Israel’s whole strategy is based on distorting the essence of our struggle, on twisting international laws and norms. Israel wants to turn the occupied territories into disputed territories. Israel wants to portray the legitimate struggle against injustice as acts of terror. Israel wants the blame to fall not on the occupation, but on the victims of occupation. And yet Israel’s ideas are now seeping into our political culture. Some of us are now ashamed to assert our right to defend our dignity and resist. Some of us want us to capitulate instead of understand and change reality.

At the moment when we need a unified strategy and action, when we need to capitalize on Israel’s failure in Lebanon, when it takes a mere visit by a journalist to the occupation walls to see Israel’s inhumanity, the world media is focused on our infighting.

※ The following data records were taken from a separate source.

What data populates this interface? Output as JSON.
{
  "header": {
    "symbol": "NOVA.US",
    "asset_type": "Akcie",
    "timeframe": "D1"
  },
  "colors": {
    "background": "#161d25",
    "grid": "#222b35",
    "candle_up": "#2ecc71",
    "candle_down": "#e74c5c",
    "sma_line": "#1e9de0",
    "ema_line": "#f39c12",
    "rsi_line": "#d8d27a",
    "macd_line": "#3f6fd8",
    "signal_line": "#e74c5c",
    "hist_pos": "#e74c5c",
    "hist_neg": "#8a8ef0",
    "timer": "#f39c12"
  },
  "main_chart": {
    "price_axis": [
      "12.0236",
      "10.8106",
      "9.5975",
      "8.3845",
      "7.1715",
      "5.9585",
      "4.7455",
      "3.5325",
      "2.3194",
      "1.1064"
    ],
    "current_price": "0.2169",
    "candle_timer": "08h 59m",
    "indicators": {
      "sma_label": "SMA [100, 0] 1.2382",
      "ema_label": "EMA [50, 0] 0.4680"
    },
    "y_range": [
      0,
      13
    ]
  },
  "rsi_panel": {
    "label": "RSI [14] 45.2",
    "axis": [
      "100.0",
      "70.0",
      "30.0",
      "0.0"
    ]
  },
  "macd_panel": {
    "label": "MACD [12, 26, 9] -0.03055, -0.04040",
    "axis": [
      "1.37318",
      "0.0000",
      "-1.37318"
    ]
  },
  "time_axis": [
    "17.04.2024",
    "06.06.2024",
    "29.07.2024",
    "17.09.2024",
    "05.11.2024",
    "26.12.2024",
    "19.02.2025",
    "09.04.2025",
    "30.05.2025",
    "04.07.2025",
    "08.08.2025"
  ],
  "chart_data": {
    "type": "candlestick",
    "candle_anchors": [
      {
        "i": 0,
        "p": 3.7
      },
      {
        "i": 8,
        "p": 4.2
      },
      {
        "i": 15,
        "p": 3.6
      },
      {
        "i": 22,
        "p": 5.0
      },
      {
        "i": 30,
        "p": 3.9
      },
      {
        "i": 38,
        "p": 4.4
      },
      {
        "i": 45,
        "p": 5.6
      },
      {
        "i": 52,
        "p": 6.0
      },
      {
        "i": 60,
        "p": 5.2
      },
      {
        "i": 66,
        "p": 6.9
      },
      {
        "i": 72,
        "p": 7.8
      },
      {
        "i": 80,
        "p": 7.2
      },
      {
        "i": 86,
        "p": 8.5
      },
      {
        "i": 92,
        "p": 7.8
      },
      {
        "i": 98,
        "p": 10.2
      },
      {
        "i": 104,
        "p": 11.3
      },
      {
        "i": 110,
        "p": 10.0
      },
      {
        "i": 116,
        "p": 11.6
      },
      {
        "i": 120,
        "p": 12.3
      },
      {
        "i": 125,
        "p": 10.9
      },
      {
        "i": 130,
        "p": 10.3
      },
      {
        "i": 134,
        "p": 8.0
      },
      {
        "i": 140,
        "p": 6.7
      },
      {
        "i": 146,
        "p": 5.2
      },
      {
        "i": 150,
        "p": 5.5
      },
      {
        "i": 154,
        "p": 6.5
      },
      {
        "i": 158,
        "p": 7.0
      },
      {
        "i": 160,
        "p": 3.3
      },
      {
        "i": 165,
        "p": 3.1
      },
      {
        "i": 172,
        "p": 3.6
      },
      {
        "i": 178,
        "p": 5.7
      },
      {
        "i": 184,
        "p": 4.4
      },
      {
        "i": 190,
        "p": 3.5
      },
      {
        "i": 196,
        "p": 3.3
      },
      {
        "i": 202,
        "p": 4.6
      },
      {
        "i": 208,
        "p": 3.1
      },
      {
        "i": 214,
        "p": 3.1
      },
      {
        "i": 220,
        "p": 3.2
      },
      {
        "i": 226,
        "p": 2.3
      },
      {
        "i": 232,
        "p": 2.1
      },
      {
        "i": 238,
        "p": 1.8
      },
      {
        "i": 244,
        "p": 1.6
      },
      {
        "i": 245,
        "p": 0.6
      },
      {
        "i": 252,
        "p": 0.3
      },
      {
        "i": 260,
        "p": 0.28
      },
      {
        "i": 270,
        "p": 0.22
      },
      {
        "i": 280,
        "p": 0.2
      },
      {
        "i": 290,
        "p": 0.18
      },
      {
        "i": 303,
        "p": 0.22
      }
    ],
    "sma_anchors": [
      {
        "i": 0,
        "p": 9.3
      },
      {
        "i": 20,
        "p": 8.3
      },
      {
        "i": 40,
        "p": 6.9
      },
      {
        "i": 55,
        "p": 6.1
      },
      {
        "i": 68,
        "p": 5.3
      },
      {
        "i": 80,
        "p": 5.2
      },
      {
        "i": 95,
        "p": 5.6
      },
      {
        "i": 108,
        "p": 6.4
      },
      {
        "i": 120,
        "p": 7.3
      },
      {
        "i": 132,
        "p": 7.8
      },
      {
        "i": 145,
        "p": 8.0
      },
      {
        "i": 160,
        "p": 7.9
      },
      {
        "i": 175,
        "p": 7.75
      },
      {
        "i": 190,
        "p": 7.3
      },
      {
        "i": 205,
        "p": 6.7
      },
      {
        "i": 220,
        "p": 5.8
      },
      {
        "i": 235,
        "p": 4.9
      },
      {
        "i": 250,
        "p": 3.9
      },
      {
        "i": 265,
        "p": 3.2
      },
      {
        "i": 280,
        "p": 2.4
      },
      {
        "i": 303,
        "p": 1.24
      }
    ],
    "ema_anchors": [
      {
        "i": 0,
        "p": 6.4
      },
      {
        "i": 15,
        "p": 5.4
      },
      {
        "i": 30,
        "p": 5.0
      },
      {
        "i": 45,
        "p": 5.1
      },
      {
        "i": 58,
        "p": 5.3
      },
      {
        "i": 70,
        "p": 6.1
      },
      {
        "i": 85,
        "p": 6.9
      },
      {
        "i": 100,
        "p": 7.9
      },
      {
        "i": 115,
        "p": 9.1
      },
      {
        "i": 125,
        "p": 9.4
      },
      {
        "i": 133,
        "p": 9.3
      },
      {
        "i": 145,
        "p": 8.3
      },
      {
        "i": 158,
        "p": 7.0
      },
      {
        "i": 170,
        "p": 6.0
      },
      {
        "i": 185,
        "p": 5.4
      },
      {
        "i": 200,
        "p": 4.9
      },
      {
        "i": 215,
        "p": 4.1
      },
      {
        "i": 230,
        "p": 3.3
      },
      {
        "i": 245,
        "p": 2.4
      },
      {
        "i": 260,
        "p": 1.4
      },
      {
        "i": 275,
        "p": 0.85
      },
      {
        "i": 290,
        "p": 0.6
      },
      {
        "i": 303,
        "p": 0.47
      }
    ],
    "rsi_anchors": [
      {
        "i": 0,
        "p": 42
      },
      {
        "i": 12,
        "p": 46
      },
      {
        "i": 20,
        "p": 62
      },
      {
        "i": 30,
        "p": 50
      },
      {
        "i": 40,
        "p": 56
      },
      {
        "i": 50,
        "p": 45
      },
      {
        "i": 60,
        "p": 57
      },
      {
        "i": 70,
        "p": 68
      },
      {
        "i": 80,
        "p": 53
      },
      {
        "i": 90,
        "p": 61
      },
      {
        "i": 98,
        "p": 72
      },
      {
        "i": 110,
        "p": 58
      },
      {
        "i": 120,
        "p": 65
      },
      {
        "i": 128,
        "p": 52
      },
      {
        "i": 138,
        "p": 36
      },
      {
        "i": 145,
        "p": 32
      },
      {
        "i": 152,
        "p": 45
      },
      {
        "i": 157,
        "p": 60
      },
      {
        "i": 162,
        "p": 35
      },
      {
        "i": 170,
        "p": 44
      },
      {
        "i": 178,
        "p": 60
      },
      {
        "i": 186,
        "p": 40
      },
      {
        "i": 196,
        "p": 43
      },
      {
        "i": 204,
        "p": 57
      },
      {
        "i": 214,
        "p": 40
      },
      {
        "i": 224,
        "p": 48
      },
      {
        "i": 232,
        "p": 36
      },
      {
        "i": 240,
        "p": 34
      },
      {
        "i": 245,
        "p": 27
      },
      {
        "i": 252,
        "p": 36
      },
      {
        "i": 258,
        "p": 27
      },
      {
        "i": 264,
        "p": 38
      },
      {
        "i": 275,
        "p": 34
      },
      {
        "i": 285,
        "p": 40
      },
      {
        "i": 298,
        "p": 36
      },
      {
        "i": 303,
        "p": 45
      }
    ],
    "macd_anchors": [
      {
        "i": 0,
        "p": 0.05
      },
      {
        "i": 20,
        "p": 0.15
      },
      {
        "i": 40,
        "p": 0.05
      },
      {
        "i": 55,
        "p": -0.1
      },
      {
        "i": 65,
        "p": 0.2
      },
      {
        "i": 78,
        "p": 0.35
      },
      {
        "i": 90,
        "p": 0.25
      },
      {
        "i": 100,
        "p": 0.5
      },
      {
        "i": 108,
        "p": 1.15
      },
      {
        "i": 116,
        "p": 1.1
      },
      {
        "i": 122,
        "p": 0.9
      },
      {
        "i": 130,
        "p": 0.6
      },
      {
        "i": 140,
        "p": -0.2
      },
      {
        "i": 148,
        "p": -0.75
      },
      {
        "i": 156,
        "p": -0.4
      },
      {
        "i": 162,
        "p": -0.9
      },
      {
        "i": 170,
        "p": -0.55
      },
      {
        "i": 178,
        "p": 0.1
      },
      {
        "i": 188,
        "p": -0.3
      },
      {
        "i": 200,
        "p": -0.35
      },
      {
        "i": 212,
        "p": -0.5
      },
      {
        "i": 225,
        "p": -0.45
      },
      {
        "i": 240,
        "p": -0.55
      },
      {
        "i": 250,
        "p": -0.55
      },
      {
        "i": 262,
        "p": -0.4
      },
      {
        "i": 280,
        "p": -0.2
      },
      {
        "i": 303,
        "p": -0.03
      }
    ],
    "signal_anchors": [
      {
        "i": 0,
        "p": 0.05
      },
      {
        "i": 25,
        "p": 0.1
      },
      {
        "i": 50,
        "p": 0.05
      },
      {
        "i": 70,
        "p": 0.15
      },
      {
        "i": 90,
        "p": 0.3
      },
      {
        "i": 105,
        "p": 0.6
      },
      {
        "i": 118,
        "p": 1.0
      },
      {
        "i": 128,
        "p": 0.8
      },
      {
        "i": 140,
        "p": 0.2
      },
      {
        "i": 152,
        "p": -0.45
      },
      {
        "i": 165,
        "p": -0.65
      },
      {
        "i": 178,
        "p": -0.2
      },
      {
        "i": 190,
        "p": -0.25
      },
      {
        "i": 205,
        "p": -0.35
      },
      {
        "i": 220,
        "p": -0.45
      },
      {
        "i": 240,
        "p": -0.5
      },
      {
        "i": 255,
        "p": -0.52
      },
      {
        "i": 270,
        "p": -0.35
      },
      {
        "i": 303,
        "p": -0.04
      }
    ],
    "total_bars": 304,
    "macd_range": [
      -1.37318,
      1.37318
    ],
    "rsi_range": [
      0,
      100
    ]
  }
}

I have said it before, and I will say it yet again. There is no way forward except through a unified national command. We need to agree, even temporarily, on a unified vision. And we need to have a government of national unity — be it from the factions, the technocrats, or the independents. The most important thing is for the government to be united.

We need a unified mechanism to manage the conflict, defend our rights, break the siege, and protect our people and our name from the harsh judgment of history. We need to remember that the conflict must not be among our factions, but between our people and the forces of occupation, injustice, and repression.

We need to remember that however big the prisons we live in now, in our villages and towns, they are still prisons. And the only way to bring down the walls of those prisons is for us to work together. Those who are besieging us must know that they cannot divide us. We should unite in our vision, even while we disagree in our views. We need to remove from our eyes the speck that makes us unable to see the checkpoints, the daily arrests, the repeated incursions, and the gloating smile on the faces of our torturers and oppressors.

-The writer is a member of the Palestinian Legislative Council and the secretary – general of the Palestinian National Initiative.